在 2025/2/21 18:32, Eric Dumazet 写道:
On Fri, Feb 21, 2025 at 6:04 PM Zhu Yanjun <yanjun.zhu@xxxxxxxxx> wrote:
On 20.02.25 18:56, Jacob Moroni wrote:
In workloads where there are many processes establishing
connections using RDMA CM in parallel (large scale MPI),
there can be heavy contention for mad_agent_lock in
cm_alloc_msg.
This contention can occur while inside of a spin_lock_irq
region, leading to interrupts being disabled for extended
durations on many cores.

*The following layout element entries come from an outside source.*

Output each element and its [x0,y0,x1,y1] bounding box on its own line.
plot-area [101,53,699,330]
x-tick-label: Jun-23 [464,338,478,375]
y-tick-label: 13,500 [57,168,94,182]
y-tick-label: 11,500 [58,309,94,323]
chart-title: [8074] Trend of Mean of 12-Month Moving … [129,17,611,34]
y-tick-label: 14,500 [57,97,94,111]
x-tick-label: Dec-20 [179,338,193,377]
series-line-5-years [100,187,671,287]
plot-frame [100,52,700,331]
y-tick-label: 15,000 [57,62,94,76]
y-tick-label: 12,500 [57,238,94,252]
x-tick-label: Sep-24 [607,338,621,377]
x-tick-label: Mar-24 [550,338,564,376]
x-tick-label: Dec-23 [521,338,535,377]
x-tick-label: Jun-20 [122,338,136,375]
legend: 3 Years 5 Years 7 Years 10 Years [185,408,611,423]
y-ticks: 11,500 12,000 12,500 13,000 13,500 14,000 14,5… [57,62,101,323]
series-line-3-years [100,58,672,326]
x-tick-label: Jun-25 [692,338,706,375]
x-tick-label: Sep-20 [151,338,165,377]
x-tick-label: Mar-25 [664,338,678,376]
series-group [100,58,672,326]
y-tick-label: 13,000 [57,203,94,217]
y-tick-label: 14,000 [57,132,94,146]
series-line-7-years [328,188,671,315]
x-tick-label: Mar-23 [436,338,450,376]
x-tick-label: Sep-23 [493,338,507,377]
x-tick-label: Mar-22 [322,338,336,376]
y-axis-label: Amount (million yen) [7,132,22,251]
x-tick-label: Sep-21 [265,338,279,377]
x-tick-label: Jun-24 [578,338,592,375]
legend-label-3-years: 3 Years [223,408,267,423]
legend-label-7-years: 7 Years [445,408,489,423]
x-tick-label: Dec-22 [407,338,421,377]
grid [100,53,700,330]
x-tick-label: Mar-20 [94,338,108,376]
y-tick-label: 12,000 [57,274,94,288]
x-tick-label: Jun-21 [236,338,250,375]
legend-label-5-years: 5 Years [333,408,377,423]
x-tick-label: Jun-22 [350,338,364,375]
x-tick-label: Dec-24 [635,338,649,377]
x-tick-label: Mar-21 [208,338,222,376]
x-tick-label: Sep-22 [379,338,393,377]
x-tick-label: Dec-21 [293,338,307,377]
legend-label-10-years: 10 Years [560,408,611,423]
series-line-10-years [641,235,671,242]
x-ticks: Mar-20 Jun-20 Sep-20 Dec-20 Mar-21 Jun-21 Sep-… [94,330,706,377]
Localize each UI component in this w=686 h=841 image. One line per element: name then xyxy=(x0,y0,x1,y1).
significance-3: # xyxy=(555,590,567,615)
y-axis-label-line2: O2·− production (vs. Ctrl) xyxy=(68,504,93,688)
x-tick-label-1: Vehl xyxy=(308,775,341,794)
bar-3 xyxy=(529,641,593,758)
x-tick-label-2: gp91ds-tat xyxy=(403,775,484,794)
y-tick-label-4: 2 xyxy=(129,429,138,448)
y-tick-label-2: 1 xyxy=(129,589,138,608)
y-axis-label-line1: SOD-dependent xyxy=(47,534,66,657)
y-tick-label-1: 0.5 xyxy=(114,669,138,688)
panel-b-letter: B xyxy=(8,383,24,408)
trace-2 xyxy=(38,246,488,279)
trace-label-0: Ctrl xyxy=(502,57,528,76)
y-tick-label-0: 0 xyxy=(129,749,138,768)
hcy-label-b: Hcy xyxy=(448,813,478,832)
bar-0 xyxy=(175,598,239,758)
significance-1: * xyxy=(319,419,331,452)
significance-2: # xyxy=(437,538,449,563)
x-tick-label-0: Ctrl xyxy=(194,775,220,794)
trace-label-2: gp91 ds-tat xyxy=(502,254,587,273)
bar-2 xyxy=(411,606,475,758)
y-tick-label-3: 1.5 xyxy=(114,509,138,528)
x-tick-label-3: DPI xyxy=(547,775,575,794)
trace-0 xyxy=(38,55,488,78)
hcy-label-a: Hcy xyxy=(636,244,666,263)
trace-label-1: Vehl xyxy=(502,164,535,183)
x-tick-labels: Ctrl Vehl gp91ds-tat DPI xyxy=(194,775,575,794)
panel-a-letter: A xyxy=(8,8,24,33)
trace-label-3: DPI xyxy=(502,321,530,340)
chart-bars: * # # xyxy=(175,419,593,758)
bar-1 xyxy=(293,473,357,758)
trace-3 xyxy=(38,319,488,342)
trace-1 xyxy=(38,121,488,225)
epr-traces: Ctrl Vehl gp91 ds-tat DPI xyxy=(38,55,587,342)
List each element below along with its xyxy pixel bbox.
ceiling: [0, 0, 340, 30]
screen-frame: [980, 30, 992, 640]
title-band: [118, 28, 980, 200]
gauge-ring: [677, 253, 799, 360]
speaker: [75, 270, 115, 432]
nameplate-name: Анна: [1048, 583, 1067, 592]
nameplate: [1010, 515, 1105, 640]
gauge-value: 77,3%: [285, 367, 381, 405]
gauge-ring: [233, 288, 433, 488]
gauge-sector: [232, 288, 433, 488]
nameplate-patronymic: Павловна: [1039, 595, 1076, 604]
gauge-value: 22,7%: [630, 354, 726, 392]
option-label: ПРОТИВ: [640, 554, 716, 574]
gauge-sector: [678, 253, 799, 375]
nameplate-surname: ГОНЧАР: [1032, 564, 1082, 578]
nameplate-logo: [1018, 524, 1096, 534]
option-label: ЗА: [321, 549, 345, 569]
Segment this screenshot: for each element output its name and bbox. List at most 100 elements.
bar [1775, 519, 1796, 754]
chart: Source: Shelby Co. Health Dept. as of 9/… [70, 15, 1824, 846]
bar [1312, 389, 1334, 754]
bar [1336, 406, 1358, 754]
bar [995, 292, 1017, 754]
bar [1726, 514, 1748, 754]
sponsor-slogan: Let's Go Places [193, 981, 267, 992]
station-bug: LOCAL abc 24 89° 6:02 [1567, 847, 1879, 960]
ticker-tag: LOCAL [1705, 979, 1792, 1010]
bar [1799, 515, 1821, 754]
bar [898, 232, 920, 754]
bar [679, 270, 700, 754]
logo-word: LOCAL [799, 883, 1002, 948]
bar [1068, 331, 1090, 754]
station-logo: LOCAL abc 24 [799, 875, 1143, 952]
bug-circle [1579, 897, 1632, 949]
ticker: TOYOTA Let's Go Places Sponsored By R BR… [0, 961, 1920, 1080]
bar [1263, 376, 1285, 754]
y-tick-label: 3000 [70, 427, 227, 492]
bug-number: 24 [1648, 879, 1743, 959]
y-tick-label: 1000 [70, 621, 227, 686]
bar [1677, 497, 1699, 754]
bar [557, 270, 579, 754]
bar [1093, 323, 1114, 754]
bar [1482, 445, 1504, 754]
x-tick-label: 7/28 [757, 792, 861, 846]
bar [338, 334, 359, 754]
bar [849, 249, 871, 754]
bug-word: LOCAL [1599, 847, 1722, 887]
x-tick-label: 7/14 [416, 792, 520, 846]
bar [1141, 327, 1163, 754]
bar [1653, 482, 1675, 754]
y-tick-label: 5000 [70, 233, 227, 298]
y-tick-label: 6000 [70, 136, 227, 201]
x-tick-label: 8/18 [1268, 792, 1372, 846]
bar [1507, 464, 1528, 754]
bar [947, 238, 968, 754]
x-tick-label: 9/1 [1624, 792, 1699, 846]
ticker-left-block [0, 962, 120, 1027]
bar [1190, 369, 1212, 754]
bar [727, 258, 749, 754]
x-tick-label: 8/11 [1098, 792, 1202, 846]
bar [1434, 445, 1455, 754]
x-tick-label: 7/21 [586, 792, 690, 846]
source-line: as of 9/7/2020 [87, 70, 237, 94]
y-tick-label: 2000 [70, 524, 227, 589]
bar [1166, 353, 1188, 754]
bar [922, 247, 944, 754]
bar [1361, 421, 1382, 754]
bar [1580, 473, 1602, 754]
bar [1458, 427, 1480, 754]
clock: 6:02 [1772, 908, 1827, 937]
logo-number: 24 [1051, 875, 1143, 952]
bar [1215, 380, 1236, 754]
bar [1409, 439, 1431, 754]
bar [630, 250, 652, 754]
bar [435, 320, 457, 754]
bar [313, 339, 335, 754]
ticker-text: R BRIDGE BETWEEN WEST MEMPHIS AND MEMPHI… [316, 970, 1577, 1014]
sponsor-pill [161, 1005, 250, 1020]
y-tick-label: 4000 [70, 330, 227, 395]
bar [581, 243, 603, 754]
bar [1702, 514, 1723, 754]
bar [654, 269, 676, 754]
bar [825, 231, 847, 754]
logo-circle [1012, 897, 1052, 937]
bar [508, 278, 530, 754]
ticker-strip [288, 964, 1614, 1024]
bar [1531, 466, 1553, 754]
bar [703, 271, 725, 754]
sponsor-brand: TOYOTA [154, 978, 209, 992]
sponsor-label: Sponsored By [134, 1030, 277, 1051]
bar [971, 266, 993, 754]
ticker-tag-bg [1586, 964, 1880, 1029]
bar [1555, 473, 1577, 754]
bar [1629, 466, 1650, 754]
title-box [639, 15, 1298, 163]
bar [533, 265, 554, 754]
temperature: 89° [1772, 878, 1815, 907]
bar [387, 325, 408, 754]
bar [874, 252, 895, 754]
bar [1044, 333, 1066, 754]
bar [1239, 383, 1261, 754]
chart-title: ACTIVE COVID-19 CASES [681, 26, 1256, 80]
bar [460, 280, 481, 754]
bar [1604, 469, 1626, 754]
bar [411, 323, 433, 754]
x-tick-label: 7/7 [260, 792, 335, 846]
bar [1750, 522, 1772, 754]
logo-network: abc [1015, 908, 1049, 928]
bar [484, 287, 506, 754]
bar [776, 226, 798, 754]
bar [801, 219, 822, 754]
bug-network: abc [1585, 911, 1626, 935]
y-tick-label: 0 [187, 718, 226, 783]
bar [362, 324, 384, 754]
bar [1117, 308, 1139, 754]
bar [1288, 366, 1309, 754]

Furthermore, it leads to the
serialization of rdma_create_ah calls, which has negative
performance impacts for NICs which are capable of processing
multiple address handle creations in parallel.
In the link:
https://www.cs.columbia.edu/~jae/4118-LAST/L12-interrupt-spinlock.html
"
...
spin_lock() / spin_unlock()
must not lose CPU while holding a spin lock, other threads will wait for
the lock for a long time
spin_lock() prevents kernel preemption by ++preempt_count in
uniprocessor, that’s all spin_lock() does
must NOT call any function that can potentially sleep
ex) kmalloc, copy_from_user
hardware interrupt is ok unless the interrupt handler may try to lock
this spin lock
spin lock not recursive: same thread locking twice will deadlock
keep the critical section as small as possible
...
"
And from the source code, it seems that spin_lock/spin_unlock are not
related with interrupts.
I wonder why "leading to interrupts being disabled for extended
durations on many cores" with spin_lock/spin_unlock?
I am not against this commit. I am just obvious why
spin_lock/spin_unlock are related with "interrupts being disabled".
Look at drivers/infiniband/core/cm.c
spin_lock_irqsave(&cm_id_priv->lock, flags);
Thanks a lot. spin_lock_irq should be spin_lock_irqsave?
Follow the steps of reproducer, I can not reproduce this problem on
KVMs. Maybe I need a powerful host.
Anyway, read_lock should be a lighter lock than spin_lock.
Thanks,
Reviewed-by: Zhu Yanjun <yanjun.zhu@xxxxxxxxx>
Zhu Yanjun
-> Then call cm_alloc_msg() while hard IRQ are masked.